Majelis hakim yang dipimpin Gusrizal, mencecar Hamka yang begitu saja menerima cek pelawat tanpa menanyakan asalnya.
"Mengapa kalau biasanaya tidak pernah terima uang saat menerima amplop itu tidak bertanya? Atau memang biasa menerima uang di luar kantor?" tanya Gusrizal.
Hamka hanya diam saat mendapat pertanyaan tersebut.
Hamka juga mengaku hanya dua kali bertemu Nunun Nurbaeti, saat diajak Ketua Fraksi Golkar Paskah Suzeta ke suatu pertemuan di Hotel Mulia.

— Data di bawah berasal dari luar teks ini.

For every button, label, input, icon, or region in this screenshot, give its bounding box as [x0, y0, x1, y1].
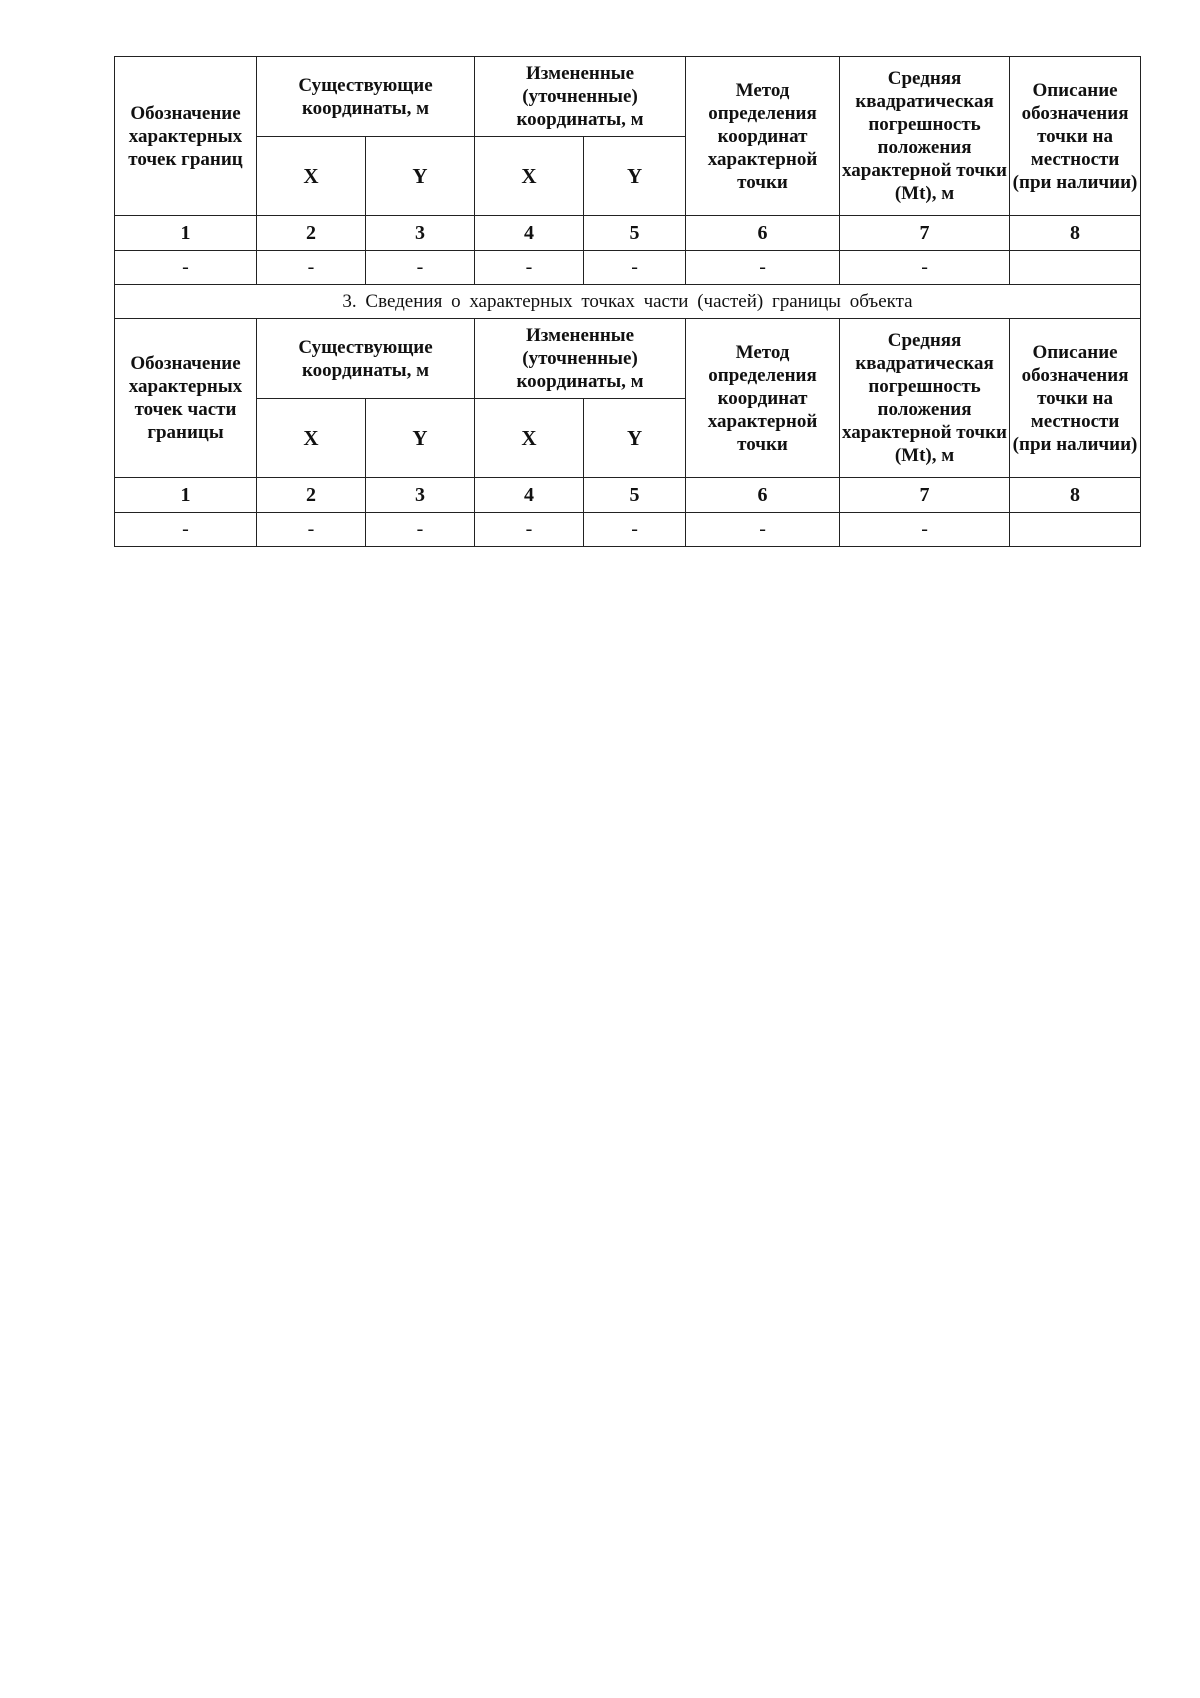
column-number: 3	[366, 478, 475, 513]
table-cell: -	[257, 513, 366, 547]
table-cell: -	[475, 251, 584, 285]
table2-header-x-existing: X	[257, 399, 366, 478]
table-cell: -	[840, 513, 1010, 547]
table1-header-method: Метод определения координат характерной точки	[686, 57, 840, 216]
column-number: 8	[1010, 478, 1141, 513]
column-number: 4	[475, 216, 584, 251]
table-cell: -	[257, 251, 366, 285]
table1-header-y-existing: Y	[366, 137, 475, 216]
column-number: 3	[366, 216, 475, 251]
table-cell: -	[686, 251, 840, 285]
table1-header-row	[115, 57, 1141, 137]
table1-number-row	[115, 216, 1141, 251]
table2-number-row	[115, 478, 1141, 513]
column-number: 7	[840, 478, 1010, 513]
table-cell: -	[584, 513, 686, 547]
column-number: 5	[584, 216, 686, 251]
table-cell: -	[115, 251, 257, 285]
column-number: 6	[686, 216, 840, 251]
column-number: 8	[1010, 216, 1141, 251]
table1-header-designation: Обозначение характерных точек границ	[115, 57, 257, 216]
table-cell: -	[686, 513, 840, 547]
table1-header-x-existing: X	[257, 137, 366, 216]
coordinates-table	[114, 56, 1141, 547]
table2-header-method: Метод определения координат характерной точки	[686, 319, 840, 478]
section-title: 3. Сведения о характерных точках части (частей) границы объекта	[115, 285, 1141, 319]
table1-header-x-changed: X	[475, 137, 584, 216]
table2-header-designation: Обозначение характерных точек части границы	[115, 319, 257, 478]
table2-header-x-changed: X	[475, 399, 584, 478]
table-cell: -	[366, 513, 475, 547]
column-number: 1	[115, 216, 257, 251]
table2-header-rmse: Средняя квадратическая погрешность положения характерной точки (Mt), м	[840, 319, 1010, 478]
table-cell: -	[475, 513, 584, 547]
table2-header-row	[115, 319, 1141, 399]
column-number: 4	[475, 478, 584, 513]
table-cell: -	[840, 251, 1010, 285]
column-number: 1	[115, 478, 257, 513]
table2-header-y-changed: Y	[584, 399, 686, 478]
table1-header-changed-coords: Измененные (уточненные) координаты, м	[475, 57, 686, 137]
table1-header-rmse: Средняя квадратическая погрешность положения характерной точки (Mt), м	[840, 57, 1010, 216]
table-cell	[1010, 251, 1141, 285]
table2-header-y-existing: Y	[366, 399, 475, 478]
table2-header-changed-coords: Измененные (уточненные) координаты, м	[475, 319, 686, 399]
table1-header-existing-coords: Существующие координаты, м	[257, 57, 475, 137]
column-number: 2	[257, 478, 366, 513]
table-cell: -	[115, 513, 257, 547]
table-cell: -	[584, 251, 686, 285]
column-number: 2	[257, 216, 366, 251]
table1-header-y-changed: Y	[584, 137, 686, 216]
column-number: 6	[686, 478, 840, 513]
table2-header-description: Описание обозначения точки на местности (при наличии)	[1010, 319, 1141, 478]
table-cell	[1010, 513, 1141, 547]
table2-header-existing-coords: Существующие координаты, м	[257, 319, 475, 399]
table1-header-description: Описание обозначения точки на местности (при наличии)	[1010, 57, 1141, 216]
table-cell: -	[366, 251, 475, 285]
table1-data-row	[115, 251, 1141, 285]
column-number: 5	[584, 478, 686, 513]
table2-data-row	[115, 513, 1141, 547]
section-title-row	[115, 285, 1141, 319]
column-number: 7	[840, 216, 1010, 251]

"Tapi tidak pernah ada pembicaraan agar Golkar mendukung Miranda dalam pemilihan DGSBI," katanya.
Namun menurut dia Nunun tidak pernah memperkenalkan Miranda kepada dirinya.
Dalam sidang tersebut, Miranda menyatakan keberatan terhadap keterangan Hamka.
Dia mengatakan, sejak ia selesai menjabat sebagai Deputi Gubernur Senior BI pada Mei 2003 hingga terpilih menjadi DGSBI pada Juni 2004 ia tidak pernah melakukan rapat di DPR RI.
Miranda menjadi salah satu terdakwa dalam kasus pemberian suap berupa 480 cek pelawat dengan nilai total Rp24 miliar kepada sejumlah anggota DPR RI periode 1999-2004 terkait pemilihan DGSBI Tahun 2004.